Thursday 29th February 2024
One more iteration of the Guided Drawing Meditation Pad ready for the midpoint assessment:





GCD.Studio
https://gcd.studio/pages/guided-drawing-meditations

Thursday 29th February 2024
One more iteration of the Guided Drawing Meditation Pad ready for the midpoint assessment:





https://gcd.studio/pages/guided-drawing-meditations

Monday 26th February 2024.
For today’s tutorial I have showed two production iterations + all 21 guided meditations.
Guided Drawing Meditations Pad experiments:
1 x Full colour with sheets printed in violet, indigo, turquoise, green, yellow, orange and red
1 x Black & white version


☞ Tutor Feedback :
• Ai narration doesn’t bother but ask your audience. You can use it until you get the meditation narration polished and then narrate yourself.
• If you want audience to add their dates, you can add a space such __ / __ / __ for them to write the date on it.
• There’s an issue with the visual hierarchy of the pad. Try making QR smaller, make grid larger and add a cut line for people to tear off outcome drawing.
• Try making some more iterations with coloured paper, coloured lines and variety of cover experiments.
After the tutorial I printed all 21 sheets on regular paper for tests and asked all classmates who wanted to participate to try the meditations to gather more feedback.
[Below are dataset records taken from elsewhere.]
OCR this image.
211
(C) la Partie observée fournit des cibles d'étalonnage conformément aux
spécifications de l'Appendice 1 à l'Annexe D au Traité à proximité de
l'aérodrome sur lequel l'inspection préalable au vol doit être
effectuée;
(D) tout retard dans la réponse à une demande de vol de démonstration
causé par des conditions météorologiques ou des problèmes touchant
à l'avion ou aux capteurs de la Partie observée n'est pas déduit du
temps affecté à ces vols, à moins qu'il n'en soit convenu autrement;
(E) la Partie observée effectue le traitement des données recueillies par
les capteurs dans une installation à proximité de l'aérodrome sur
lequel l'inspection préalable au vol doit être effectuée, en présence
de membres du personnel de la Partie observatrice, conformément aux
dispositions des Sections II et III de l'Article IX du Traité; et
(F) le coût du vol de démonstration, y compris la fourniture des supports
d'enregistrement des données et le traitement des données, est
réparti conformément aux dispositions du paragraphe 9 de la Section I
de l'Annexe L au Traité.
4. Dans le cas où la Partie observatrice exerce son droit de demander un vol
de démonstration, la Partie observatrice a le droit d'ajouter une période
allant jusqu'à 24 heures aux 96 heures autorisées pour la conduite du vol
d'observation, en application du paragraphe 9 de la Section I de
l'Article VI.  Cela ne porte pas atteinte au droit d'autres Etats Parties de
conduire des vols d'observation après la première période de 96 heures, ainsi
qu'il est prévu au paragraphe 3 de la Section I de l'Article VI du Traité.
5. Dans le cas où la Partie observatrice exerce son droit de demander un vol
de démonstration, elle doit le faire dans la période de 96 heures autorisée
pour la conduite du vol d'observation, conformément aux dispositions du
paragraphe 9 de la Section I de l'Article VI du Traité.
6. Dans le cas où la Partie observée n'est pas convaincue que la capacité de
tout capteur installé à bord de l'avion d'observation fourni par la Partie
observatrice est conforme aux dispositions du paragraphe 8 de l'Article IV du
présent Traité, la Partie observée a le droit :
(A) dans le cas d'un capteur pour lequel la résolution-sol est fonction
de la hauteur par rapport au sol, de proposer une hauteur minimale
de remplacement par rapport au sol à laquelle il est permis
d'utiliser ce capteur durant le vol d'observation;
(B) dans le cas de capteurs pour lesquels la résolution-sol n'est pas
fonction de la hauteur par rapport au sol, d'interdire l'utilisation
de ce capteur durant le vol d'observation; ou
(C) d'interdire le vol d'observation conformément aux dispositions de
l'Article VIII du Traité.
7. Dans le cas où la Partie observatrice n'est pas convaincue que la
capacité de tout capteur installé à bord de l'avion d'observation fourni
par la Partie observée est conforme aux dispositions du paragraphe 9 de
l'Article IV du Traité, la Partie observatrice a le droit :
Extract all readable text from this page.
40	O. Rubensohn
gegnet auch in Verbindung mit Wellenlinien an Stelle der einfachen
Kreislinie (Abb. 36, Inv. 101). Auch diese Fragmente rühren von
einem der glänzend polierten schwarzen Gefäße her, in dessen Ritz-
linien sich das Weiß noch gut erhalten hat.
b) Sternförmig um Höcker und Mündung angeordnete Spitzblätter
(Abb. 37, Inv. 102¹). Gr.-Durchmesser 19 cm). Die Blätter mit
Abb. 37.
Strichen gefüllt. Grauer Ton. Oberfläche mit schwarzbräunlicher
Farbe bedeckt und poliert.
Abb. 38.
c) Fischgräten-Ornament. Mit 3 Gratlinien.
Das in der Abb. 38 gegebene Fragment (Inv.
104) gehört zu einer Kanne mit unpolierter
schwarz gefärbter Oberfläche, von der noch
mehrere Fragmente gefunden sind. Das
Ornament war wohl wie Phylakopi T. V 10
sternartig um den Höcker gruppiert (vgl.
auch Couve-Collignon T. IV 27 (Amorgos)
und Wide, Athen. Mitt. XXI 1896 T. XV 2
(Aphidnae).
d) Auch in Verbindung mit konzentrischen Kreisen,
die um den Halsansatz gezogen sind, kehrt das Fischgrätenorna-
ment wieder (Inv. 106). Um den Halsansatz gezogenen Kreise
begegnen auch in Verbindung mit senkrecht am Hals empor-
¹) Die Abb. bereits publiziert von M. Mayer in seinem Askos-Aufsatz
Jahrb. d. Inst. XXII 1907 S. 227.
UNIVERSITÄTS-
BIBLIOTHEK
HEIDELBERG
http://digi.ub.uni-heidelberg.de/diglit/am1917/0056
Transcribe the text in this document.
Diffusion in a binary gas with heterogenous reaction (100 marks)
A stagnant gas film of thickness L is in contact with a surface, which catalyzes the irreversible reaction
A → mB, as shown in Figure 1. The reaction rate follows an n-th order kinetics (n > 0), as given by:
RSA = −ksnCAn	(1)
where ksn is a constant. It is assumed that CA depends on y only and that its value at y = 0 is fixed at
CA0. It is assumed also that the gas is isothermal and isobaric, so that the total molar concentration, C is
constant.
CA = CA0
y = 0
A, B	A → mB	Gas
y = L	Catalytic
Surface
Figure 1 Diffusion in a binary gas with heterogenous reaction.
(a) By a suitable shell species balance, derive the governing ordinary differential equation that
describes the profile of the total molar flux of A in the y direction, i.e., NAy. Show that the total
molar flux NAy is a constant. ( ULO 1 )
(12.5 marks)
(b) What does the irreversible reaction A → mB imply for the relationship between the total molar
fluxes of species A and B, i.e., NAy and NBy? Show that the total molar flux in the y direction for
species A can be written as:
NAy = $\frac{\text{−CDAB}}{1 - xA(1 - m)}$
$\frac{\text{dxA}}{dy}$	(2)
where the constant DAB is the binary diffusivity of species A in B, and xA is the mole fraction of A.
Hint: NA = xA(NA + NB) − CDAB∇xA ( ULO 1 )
10 students participated, most / all of them don’t draw nor they meditate — their feedback is listed below:
General Feedback:
• The activity is very relaxing.
• Some of the prompts resembled them a colouring book.
• Try get feedback on this activity from people who are not into arts or graphic design.
• Variety of grids more fluid and organic, less rigid.
• 3D grids are liked because it let’s imagination flow.
Audio track feedback:
• Slower, leaving a larger gap to breath at the start.
• Give a notice when reaching 5min and have a longer track for those who wish to continue.
• Most students felt 5min was too short but at the same time very approachable and less intimidating than longer time. Ideally, give an option to extend the activity over 5min.
• Ai narration doesn’t bother – it’s ok.








Sunday 25th February 2024
All 21guided drawing meditations of the pad have been produced to test out.
LINK: https://elva.myblog.arts.ac.uk/meditations/

Thursday 22nd February – CSM 3PM
Gathered with a few classmates to test out the first three Guided Drawing Meditations.





☞ Thoughts + Feedback:
• Natural voice better than Ai – Participants would have preferred if I had narrated the guided meditations
• Talking first and then music to start meditation
• They preferred more organic and random than modular and strict grids
• Modular grid: Less opacity and larger space between dots
Concept
• Experience is nicer colouring in with pencils or markers
• No all design works for everybody – each person had a different preference
• The activity reminded them of conditional design manifesto
Potential
• This could become a calendar desk pad to make one activity a day, one prompt a day with a inspiring quote
• Emphasise this calms you – if you are stressed designer this could be good
This voice over version is a brief generic description of how to use the booklet.
Music: Crystal Bowl Royalty Free Music | Royalty Free Meditation Music | Singing Bowls from Youtube
This booklet version has a variety of experimental grids.
Paper Manipulation Experiments inspired me to experiment creating grids.



Narration: Elva
Free Copyright Music: Equilibrium by Sanchii from Uppbeat.
Transcript of narration:
“We all have an inner world to explore,
The intention of this colouring in guided meditation is for you to explore embodying your meditation practice one breath and colour pencil at the time.
Sit comfortably, close your eyes and take 3 deep breaths, breathe in through your nose filling your belly and your lungs and exhale through your mouth.
Using a range of colouring pens or pencils, colour in each rhombus with a different colour, ideally no rhombus with the same colour should be next to each other.
As you colour the shapes, breathe in and breathe out, focus on your breath and the colour each shape.”
_
Guided meditation style inspiration taken from Moment Space App. I found the 3D motions and branding created for the app to be very similar to the mindful paper exercises I am testing for this project.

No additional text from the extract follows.